Year 8 Mathematics at school: what to expect

Focus on number

During Year 8 at school, about half of mathematics teaching time will focus on number learning.

By the end of the year

By the end of the year your child will be meeting the Year 8 mathematics standard if they are solving realistic problems using their growing understanding of number, algebra, space, measurement, probablility and statistics.

They will use multiplication strategies to solve problems involving fractions, decimals and percentages. They will be developing and drawing from various strategies to investigate mathematics and will be able to explain different ways to solve problems.

Meeting the standard

To meet the standard your child will be learning to:

  • solve problems with decimals and integers
  • solve problems involving percentages such as percentage increase and percentage decrease, as well as problems involving profit and loss
  • create and use tables, graphs and rules to show linear and non-linear relationships (see example problem)
  • solve problems involving time and time zones
  • find perimeters and areas of 2D shapes and volumes of rectangular and triangular prisms
  • explore transformation and discuss how shapes and patterns change after a transformation
  • gather and use data that gives several pieces of information (for example, age and size)
  • sort data and display in different ways, and discuss patterns and trends
  • use fractions to discuss the likelihoods of outcomes involving chance.

This is a small part of the skills and knowledge your child is learning in order to meet this standard. Talk to the teacher for more information about your child’s learning.

Mathematics problems at this level might look like this

The illustration shows 26 matchsticks arranged to look like a line of 4 fish.

Teacher: With 26 matchsticks you can make 4 fish in this pattern. How many fish can you make with 140 matchsticks? Write an equation that gives the rule for the number of matchsticks you need for a given number of fish.

Student: I worked out that one fish uses 8 matches, then every fish after that uses 6. So:

140 − 8 = 132

132 ÷ 6 = 22

22 + 1 = 23 fish

If ‘f’ is the number of fish and ‘m’ is the number of matchsticks used, the equation for this is:

6 × f + 2 = m

© Commonwealth of Australia.
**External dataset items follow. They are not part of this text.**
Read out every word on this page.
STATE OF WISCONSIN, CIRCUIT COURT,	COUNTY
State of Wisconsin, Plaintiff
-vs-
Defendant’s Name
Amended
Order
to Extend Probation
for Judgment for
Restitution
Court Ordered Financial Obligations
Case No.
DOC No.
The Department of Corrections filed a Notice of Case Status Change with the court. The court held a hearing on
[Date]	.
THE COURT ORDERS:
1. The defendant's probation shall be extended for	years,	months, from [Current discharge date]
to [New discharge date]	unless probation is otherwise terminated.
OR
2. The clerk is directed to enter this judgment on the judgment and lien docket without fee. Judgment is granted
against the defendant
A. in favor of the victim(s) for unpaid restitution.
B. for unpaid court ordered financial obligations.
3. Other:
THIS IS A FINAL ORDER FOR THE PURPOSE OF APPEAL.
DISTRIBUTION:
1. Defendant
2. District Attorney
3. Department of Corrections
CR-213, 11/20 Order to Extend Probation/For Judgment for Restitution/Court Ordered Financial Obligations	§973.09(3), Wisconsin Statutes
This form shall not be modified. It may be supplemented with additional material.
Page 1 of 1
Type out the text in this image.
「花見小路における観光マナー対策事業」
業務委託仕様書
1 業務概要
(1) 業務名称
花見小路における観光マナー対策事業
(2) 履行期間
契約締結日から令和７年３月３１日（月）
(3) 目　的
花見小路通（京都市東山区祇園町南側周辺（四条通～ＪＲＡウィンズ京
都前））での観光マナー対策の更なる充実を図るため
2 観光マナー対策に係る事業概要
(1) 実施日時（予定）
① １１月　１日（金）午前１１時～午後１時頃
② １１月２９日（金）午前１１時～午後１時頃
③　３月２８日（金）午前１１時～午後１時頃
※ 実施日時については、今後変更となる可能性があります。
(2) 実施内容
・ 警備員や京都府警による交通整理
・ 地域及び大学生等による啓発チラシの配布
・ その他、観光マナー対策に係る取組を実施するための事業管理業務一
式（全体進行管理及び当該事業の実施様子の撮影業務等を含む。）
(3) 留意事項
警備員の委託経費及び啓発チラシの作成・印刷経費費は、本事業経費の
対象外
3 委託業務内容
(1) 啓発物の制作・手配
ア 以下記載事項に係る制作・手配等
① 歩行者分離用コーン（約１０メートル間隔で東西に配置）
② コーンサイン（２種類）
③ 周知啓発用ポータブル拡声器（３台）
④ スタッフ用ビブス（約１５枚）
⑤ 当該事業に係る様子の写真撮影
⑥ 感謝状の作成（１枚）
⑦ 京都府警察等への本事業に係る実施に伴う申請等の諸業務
Adapted from New Zealand Ministry of Education copyright material.
Jamie Robertson

Ask the teacher what your child is doing in mathematics. Talk about how you can work together to support your child’s learning.

Mathematics at home

Support your child

Parents, family and carers like you play a big part in your child’s learning every day – you can support and build on what they learn at school.

Talk together and have fun with numbers and patterns

Here are some things you can do with your child.

  • Find and connect numbers around your home and on family outings. For example, how much will it cost to fill the car with petrol at a local petrol station if the tank is empty? (How many litres are needed to fill the tank? What is the cost per litre?)
  • Talk about sales – 15% off, 33% off, 20% off, half price. Look for the best value. What would the price of the item be after the discount? Is it better to buy two items and get one free or get 25% off the price of the items?
  • Work out how to budget pocket money, plan ahead to open a savings account or reach a savings target. Talk about earning interest. Work out what interest would be earned using different savings schemes.
  • Work out the area of your home, community meeting place or local park – how many square metres is it?
  • Talk about goals and plan ahead to budget for items for your child or for others.
  • Do complicated number puzzles.

The way your child is learning to solve maths problems may different to your own experience. Ask questions. Get your child to show you how they do it and support them in their learning.

Involve your child in easy, everyday activities like these

  • Plan how to make a dish or a full meal for a family (or even a community) event. Work out the cost of making it at home versus buying it already made. Plan the preparation and cooking time, and focusing on the ingredients.
  • Plan what proportion of their own time should be spent on a range of things they do in a week, and why. Include things such as homework, sleep, TV, sport and music.
  • Watch documentaries, which are often full of facts and information that involve mathematics (for example, numbers and percentages). Identify these things and talk about them.
  • Read the newspaper to find articles or advertisements featuring graphs or tables that may be misleading.

Being positive about mathematics is really important for your child’s learning – even if you didn’t enjoy it or do well at it yourself at school.

Talk with your child’s teacher to understand what they are learning about in mathematics and what the learning is in the homework they are doing.

For school holidays, weekends or rainy days

Here are some suggestions for what you and your child can do together.

  • Play games. Find new card games and board games that use strategy.
  • Calculate the chance of your child’s favourite team winning a season. Investigate how many points it needs and work out what its competitors need as well. Work out batting or goal kicking averages.
  • Play outdoor sports or games such as skateboarding, frisbee, touch rugby, AFL football, cricket, soccer, tennis, netball.
  • Plan and perform a dance. Draw up the outline of the dance steps on graph paper so you can teach them to other people.
  • Make a present or gift for someone using scrapbooking, potted plants, quilting, collage, painting, carving, knitting, sewing or carpentry.
  • Plan for when you have saved $10, $20 or $30. What would be the best use of that money for a day out?